# Private by default: reasonable expectations in secondary uses of patient data

**Authors:** Miranda Mourby

PMC · DOI: 10.1093/medlaw/fwaf038 · 2025-10-31

## TL;DR

This paper argues that patient data should be presumed private by default when used for purposes beyond their healthcare.

## Contribution

The paper proposes a legal presumption of privacy for secondary uses of patient data.

## Key findings

- Current legal tests for privacy lack clarity and consistency.
- Existing legal standards give judges too much discretion in evaluating privacy expectations.
- A default presumption of privacy would better protect patient rights.

## Abstract

The ‘reasonable expectations of privacy’ test has become central to English information law. The fact-specificity of this test has obfuscated the scope of patients’ privacy rights. In both R (W, X, Y & Z) v Secretary of State for Health and Prismall v Google, the claimants were found to lack a circumstantially reasonable expectation of privacy when their identifiable information was disclosed outside the healthcare system, obviating the need for justification under Article 8 European Convention on Human Rights (ECHR).
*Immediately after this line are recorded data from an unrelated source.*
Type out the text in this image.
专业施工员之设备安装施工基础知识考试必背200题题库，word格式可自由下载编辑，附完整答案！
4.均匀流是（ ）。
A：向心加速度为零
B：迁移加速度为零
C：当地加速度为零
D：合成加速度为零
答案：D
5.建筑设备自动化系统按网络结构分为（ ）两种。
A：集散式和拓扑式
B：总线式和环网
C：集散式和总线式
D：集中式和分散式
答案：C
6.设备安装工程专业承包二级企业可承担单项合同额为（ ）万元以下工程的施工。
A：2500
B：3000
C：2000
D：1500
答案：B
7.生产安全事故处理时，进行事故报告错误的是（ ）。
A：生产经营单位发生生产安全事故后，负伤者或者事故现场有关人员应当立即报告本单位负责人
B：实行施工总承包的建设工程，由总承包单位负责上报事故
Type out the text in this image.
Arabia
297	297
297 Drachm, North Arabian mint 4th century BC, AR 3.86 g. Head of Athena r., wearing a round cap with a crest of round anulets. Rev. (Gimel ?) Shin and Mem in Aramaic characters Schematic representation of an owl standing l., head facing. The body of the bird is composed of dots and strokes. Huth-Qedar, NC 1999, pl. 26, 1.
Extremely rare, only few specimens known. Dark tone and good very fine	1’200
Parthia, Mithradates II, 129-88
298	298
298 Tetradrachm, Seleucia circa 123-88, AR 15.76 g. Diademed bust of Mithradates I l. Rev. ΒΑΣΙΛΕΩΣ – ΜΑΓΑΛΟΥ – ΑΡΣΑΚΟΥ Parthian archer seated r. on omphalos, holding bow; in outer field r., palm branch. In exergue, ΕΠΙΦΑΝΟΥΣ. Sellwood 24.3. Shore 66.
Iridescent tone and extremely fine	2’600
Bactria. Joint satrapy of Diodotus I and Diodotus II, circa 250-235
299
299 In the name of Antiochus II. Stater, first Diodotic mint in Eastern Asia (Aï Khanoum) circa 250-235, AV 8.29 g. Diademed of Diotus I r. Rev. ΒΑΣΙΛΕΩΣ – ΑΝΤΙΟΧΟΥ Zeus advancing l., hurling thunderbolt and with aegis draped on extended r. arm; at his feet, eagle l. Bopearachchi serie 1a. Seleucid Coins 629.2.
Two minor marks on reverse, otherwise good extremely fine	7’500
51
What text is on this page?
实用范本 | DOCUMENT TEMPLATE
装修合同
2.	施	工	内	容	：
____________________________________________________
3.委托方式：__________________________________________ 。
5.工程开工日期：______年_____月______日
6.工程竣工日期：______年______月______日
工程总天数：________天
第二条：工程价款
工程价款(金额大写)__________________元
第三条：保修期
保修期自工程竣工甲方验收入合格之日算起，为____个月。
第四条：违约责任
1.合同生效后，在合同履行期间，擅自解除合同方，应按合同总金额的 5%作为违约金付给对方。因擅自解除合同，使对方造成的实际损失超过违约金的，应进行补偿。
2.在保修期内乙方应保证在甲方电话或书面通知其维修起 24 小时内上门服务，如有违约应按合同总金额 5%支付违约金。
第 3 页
In response to these developments, this article argues for a legal presumption of privacy when patients’ data are used for purposes other than their healthcare. This would be a development of the courts’ existing ‘starting point’ of assuming reasonable expectations of privacy in identifiable medical information. The two cases explored in this article suggest that this ‘starting point’ is not enough, and still affords judges broad discretion to evaluate a (non-exhaustive) list of factors in each individual case. For the sake of the clarity and accessibility of patients’ rights, I argue that privacy should be presumed by default when their data are used for purposes other than their healthcare.